Oat-pecan spiced muffins

I’m a sucker for ginger, cardamom, and cinnamon used together, whether in savory foods or in sweet desserts.  Cinnamon alone is a cliche in American baked goods; it’s so common as to be boring, showing up in everything from breakfast cereals to pies.  And ginger on its own can be hot and overwhelming.  Cardamom is the subtle, surprising element of the trio, providing lush, lemony notes that flatter the other two.

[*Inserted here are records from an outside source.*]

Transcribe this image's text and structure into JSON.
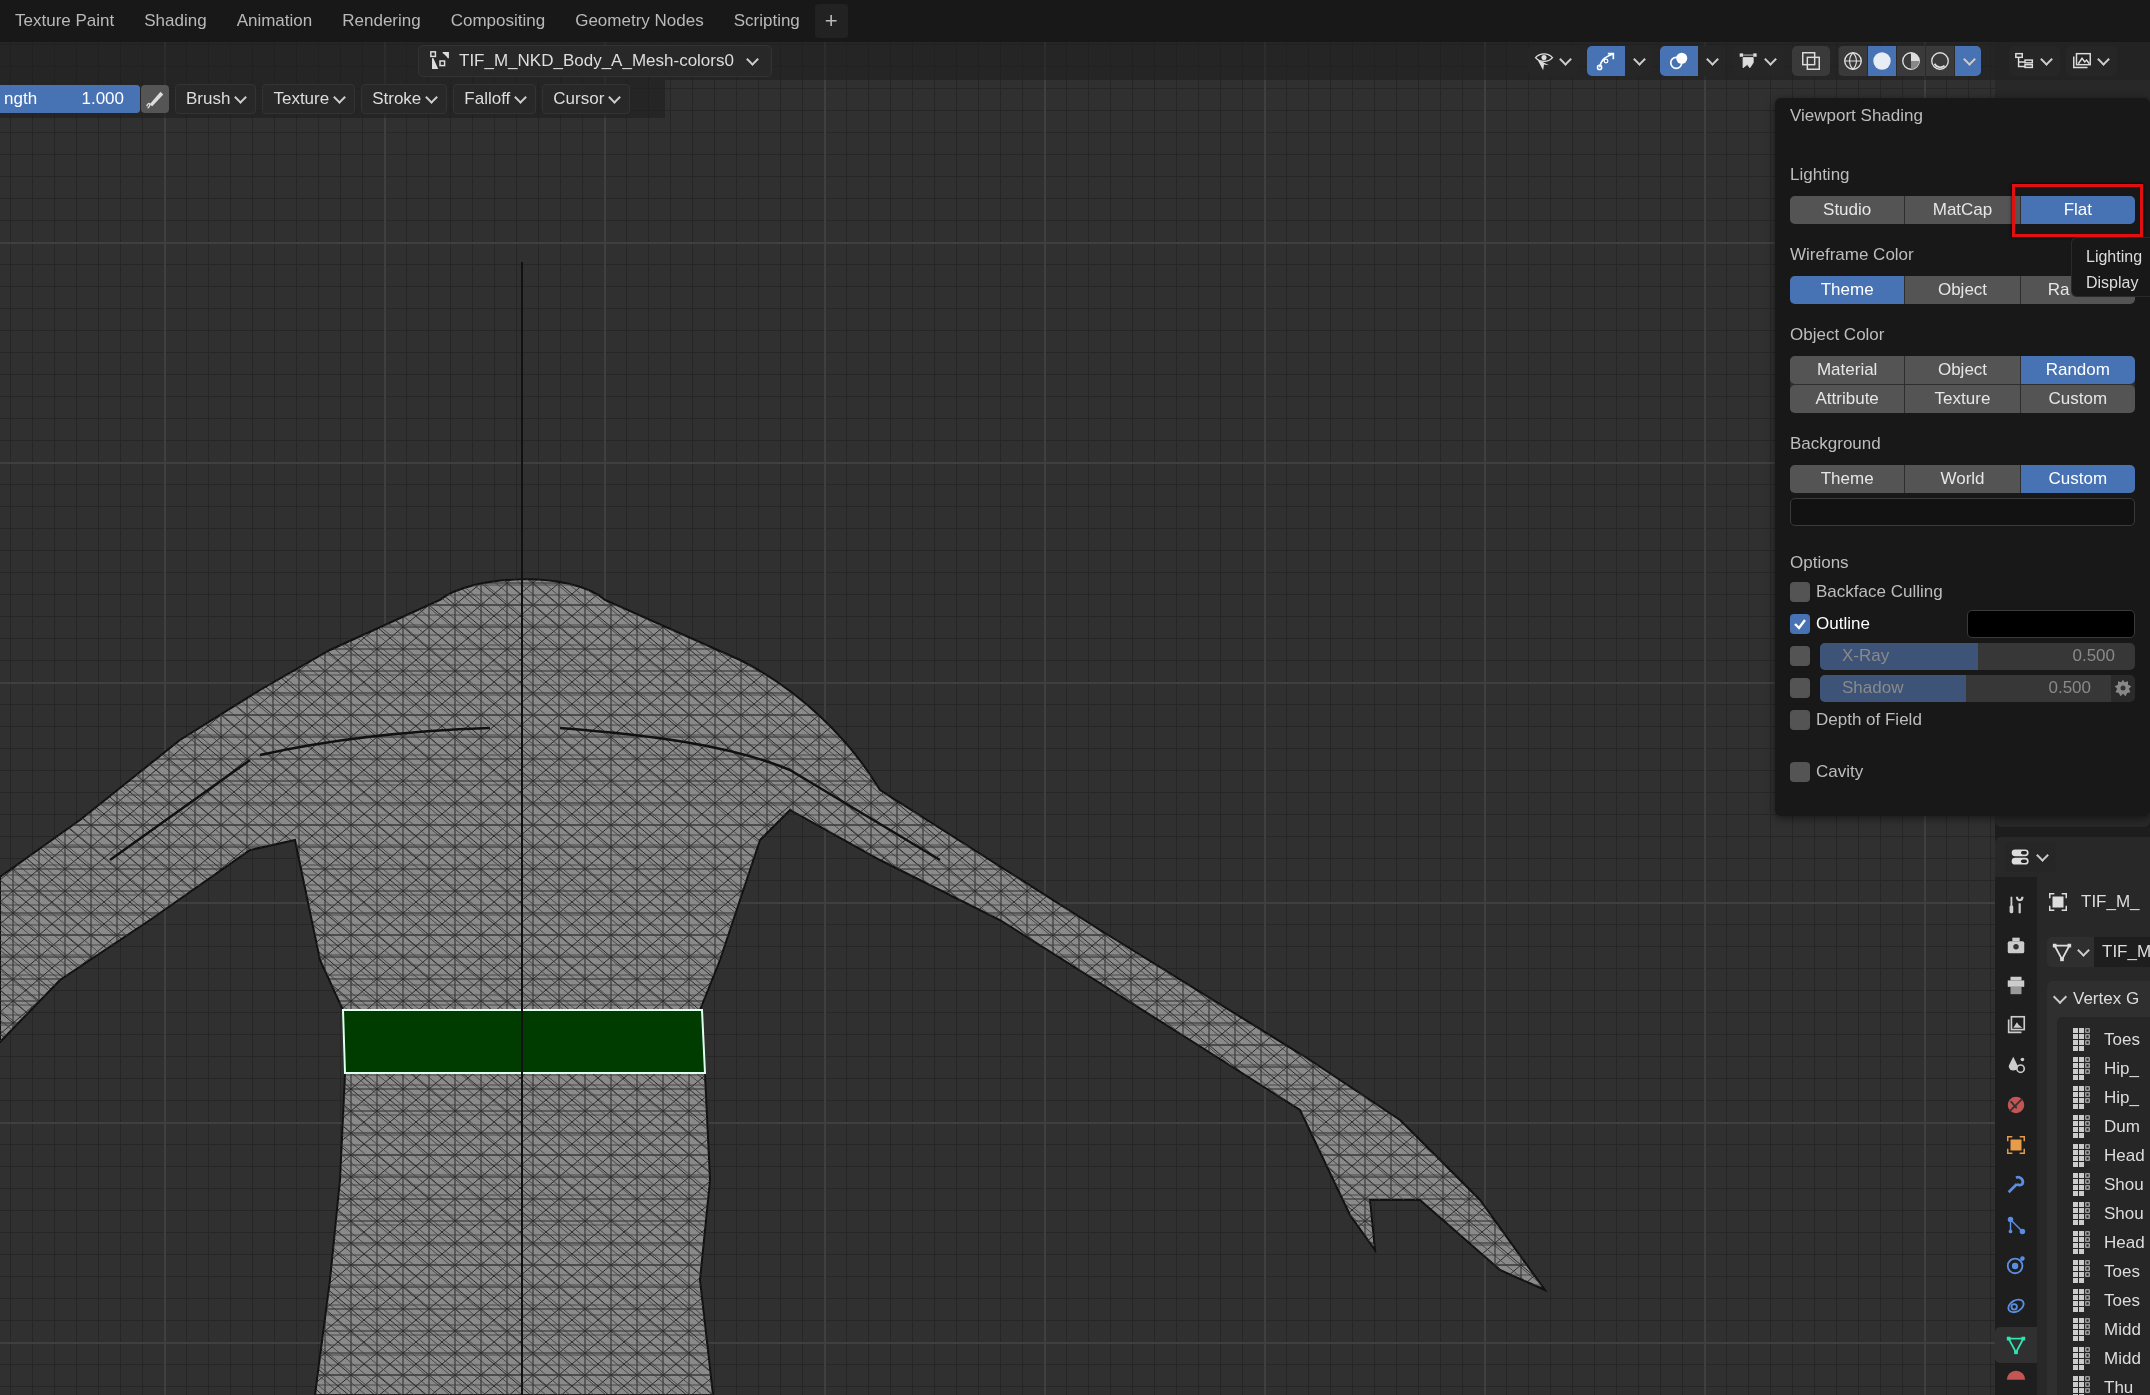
{
  "workspace_tabs": [
    {
      "label": "Texture Paint"
    },
    {
      "label": "Shading"
    },
    {
      "label": "Animation"
    },
    {
      "label": "Rendering"
    },
    {
      "label": "Compositing"
    },
    {
      "label": "Geometry Nodes"
    },
    {
      "label": "Scripting"
    }
  ],
  "add_tab": "+",
  "header": {
    "mesh_selector": "TIF_M_NKD_Body_A_Mesh-colors0",
    "gizmos": {
      "on": true
    },
    "overlays": {
      "on": true
    },
    "xray": {
      "on": false
    },
    "shading_modes": [
      {
        "kind": "wireframe",
        "selected": false
      },
      {
        "kind": "solid",
        "selected": true
      },
      {
        "kind": "material",
        "selected": false
      },
      {
        "kind": "rendered",
        "selected": false
      }
    ]
  },
  "tool_settings": {
    "strength": {
      "label": "ngth",
      "value": "1.000",
      "level": 1
    },
    "menus": [
      "Brush",
      "Texture",
      "Stroke",
      "Falloff",
      "Cursor"
    ]
  },
  "viewport_shading": {
    "title": "Viewport Shading",
    "sections": [
      {
        "label": "Lighting",
        "options": [
          {
            "label": "Studio",
            "selected": false
          },
          {
            "label": "MatCap",
            "selected": false
          },
          {
            "label": "Flat",
            "selected": true,
            "annotated": true
          }
        ]
      },
      {
        "label": "Wireframe Color",
        "options": [
          {
            "label": "Theme",
            "selected": true
          },
          {
            "label": "Object",
            "selected": false
          },
          {
            "label": "Ra",
            "selected": false,
            "covered": true
          }
        ]
      },
      {
        "label": "Object Color",
        "options": [
          {
            "label": "Material",
            "selected": false
          },
          {
            "label": "Object",
            "selected": false
          },
          {
            "label": "Random",
            "selected": true
          },
          {
            "label": "Attribute",
            "selected": false
          },
          {
            "label": "Texture",
            "selected": false
          },
          {
            "label": "Custom",
            "selected": false
          }
        ]
      },
      {
        "label": "Background",
        "color": "#121212",
        "options": [
          {
            "label": "Theme",
            "selected": false
          },
          {
            "label": "World",
            "selected": false
          },
          {
            "label": "Custom",
            "selected": true
          }
        ]
      }
    ],
    "options_label": "Options",
    "options": [
      {
        "kind": "checkbox",
        "label": "Backface Culling",
        "checked": false
      },
      {
        "kind": "checkbox_color",
        "label": "Outline",
        "checked": true,
        "color": "#000000"
      },
      {
        "kind": "checkbox_slider",
        "label": "X-Ray",
        "checked": false,
        "value": "0.500",
        "level": 0.5
      },
      {
        "kind": "checkbox_slider_gear",
        "label": "Shadow",
        "checked": false,
        "value": "0.500",
        "level": 0.5
      },
      {
        "kind": "checkbox",
        "label": "Depth of Field",
        "checked": false
      },
      {
        "kind": "checkbox",
        "label": "Cavity",
        "checked": false
      }
    ]
  },
  "tooltip": {
    "lines": [
      "Lighting",
      "Display"
    ]
  },
  "properties": {
    "object_name": "TIF_M_",
    "data_name": "TIF_M",
    "tabs": [
      {
        "kind": "tool",
        "selected": false
      },
      {
        "kind": "render",
        "selected": false
      },
      {
        "kind": "output",
        "selected": false
      },
      {
        "kind": "view_layer",
        "selected": false
      },
      {
        "kind": "scene",
        "selected": false
      },
      {
        "kind": "world",
        "selected": false
      },
      {
        "kind": "object",
        "selected": false
      },
      {
        "kind": "modifiers",
        "selected": false
      },
      {
        "kind": "particles",
        "selected": false
      },
      {
        "kind": "physics",
        "selected": false
      },
      {
        "kind": "constraints",
        "selected": false
      },
      {
        "kind": "data",
        "selected": true
      },
      {
        "kind": "material",
        "selected": false
      }
    ],
    "panel": {
      "title": "Vertex G",
      "expanded": true,
      "groups": [
        "Toes",
        "Hip_",
        "Hip_",
        "Dum",
        "Head",
        "Shou",
        "Shou",
        "Head",
        "Toes",
        "Toes",
        "Midd",
        "Midd",
        "Thu"
      ]
    }
  }
}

My favorite trio lights up ordinary muffins or quickbreads.  Using King Arthur Flour’s Basic Muffins recipe as a starting point, I added some white whole wheat flour, rolled oats, and pecans to make a slightly sweet, unusually fragrant breakfast treat.  Should any muffins make it past breakfast, split and butter the muffins (for extra crunch) before reheating in a toaster oven.

Oat-pecan spiced muffins

  • 1 cup all purpose flour
  • 1 cup rolled oats
  • 1/4 cup white whole wheat flour
  • 1/2 cup brown sugar
  • 1/2 tsp salt
  • 1 T baking powder
  • 2 tsp ground cinnamon
  • 1/4 tsp ground cardamom
  • 1/2 tsp ground ginger
  • 1/2 cup chopped pecans
  • 1 cup milk
  • 1/4 softened butter or oil (butter makes a crunchier muffin)
  • 2 large eggs
  • 1 tsp vanilla extract

Preheat oven to 500 degrees.  Lightly grease a 12-cup muffin tin.  Combine dry ingredients in a medium bowl until thoroughly blended.  In a separate bowl, beat liquid ingredients (milk, butter, eggs) until light in color.  Pour the wet ingredients into the dry ones and blend with a fork for no more than 20 seconds.  Some lumps will remain.  Spoon batter into prepared muffin tin.  Place muffins in the oven and reduce heat to 400 degrees.  Bake for 17-20 minutes, until a wooden pick inserted into a muffin comes out clean.